The phone is still in Dylan’s room at ten a.m. and Debjani hasn’t yet called. Perhaps she couldn’t track down that Bonus kid, he rationalizes, staring at the dumb instrument. Because Bonus doesn’t live with them, right? She just comes down for the holidays. Maybe she took the letter back with her to wherever she comes from. Bhatinda? Bhopal? Something with B. Should he just call her himself ? It’s been almost two days since they spoke at the party. No, better wait for her to call – or maybe not?

He is staring down at the phone, willing it to ring, when suddenly it does. He scrambles for it.

‘Hello!’

‘Is that Dylan Shekhawat? The journalist?’

‘Yes, this is he,’ Dylan replies, swallowing his disappointment.

‘Mr Hardik Motla, MP, would like to speak to you. Hold the line, please.’

What the…? Dylan thinks.

And then Motla’s voice comes oiling down the line. ‘That girl is making a fool of you.’

What?
Dylan thinks, feeling disoriented. She is? And how on earth does he know?

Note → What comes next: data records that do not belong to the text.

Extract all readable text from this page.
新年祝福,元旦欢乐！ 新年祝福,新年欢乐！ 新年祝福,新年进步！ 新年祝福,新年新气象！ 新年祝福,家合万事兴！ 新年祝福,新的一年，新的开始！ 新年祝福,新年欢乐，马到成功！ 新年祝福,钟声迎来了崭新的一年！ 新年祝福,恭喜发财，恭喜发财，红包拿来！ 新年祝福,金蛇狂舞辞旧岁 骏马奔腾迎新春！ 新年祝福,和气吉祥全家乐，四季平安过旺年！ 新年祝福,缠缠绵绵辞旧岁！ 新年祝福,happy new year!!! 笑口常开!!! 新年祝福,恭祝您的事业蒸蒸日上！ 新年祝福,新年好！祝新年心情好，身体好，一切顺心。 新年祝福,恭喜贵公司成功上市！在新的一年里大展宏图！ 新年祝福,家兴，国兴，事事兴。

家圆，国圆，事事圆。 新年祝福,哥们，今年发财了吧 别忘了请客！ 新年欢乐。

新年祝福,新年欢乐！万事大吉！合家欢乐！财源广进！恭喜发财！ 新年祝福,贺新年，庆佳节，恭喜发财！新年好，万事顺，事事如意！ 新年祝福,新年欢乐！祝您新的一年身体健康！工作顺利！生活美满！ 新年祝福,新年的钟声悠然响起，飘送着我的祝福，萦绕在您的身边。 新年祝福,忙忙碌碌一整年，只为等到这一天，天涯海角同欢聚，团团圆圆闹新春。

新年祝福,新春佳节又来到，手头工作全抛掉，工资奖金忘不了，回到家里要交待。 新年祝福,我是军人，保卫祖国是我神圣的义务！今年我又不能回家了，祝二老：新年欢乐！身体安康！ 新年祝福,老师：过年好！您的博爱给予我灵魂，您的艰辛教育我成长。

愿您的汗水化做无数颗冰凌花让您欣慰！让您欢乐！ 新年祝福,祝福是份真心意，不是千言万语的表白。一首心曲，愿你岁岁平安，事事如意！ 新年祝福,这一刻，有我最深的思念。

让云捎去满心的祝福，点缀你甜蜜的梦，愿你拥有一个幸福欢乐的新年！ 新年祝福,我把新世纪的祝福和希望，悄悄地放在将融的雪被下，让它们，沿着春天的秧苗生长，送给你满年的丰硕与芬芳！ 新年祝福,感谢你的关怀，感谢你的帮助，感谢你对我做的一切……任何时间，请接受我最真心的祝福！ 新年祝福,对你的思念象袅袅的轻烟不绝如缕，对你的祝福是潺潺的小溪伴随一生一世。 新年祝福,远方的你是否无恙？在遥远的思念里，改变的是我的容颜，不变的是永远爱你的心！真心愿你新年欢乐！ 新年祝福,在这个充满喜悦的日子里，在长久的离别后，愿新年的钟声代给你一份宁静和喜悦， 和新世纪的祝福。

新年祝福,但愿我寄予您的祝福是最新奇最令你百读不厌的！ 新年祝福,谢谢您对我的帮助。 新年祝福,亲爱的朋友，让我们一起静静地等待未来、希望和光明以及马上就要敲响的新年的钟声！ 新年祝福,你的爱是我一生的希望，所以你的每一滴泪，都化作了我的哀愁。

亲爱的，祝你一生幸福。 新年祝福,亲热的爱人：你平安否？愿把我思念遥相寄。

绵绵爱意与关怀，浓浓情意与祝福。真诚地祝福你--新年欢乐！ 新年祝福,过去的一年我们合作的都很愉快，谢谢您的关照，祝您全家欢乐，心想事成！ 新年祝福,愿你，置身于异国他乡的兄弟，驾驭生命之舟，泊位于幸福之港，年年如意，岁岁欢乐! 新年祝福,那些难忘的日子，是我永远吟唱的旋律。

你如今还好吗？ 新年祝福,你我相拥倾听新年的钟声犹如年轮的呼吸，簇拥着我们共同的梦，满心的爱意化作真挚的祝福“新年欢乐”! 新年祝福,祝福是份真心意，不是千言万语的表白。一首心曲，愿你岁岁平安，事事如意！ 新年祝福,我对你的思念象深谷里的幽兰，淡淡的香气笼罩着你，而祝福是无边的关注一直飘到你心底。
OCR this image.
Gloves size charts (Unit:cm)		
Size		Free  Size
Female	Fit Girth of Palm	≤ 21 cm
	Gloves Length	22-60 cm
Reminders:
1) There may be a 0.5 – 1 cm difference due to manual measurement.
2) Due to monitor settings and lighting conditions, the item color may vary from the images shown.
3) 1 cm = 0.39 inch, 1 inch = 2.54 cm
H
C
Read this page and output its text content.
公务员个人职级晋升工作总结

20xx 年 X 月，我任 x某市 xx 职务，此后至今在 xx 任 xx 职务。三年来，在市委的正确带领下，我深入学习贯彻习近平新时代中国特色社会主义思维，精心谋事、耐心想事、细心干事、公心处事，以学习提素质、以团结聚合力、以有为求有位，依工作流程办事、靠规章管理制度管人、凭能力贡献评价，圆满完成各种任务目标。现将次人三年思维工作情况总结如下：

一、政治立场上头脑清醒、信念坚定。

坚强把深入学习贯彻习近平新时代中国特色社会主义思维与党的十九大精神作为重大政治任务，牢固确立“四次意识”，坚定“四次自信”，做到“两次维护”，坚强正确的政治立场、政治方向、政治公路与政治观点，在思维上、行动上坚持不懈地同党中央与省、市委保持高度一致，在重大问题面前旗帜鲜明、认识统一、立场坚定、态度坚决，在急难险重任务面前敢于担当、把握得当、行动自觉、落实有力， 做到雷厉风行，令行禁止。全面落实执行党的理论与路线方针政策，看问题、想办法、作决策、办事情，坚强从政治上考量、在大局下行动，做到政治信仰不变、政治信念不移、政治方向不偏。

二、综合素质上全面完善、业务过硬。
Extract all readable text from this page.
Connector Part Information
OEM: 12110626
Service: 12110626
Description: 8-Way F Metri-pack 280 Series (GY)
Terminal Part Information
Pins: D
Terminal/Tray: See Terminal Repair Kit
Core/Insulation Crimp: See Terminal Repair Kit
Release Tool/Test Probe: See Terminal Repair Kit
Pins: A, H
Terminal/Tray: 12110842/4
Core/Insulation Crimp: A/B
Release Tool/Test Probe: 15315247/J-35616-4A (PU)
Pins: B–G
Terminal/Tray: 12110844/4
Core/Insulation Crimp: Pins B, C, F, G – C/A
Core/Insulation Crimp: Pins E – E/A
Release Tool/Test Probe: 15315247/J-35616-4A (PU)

‘That Kamalpreet Kaur. She is ek number ki fraud. It is in a spirit of mutual cooperation that we are telling you, my boy – because journalists and netas must cooperate with one another – that you had better not believe anything she says.’

‘How do
you
know about my story?’ Dylan asks. ‘I haven’t even written it out yet. It’s just a transcript on an audio tape.’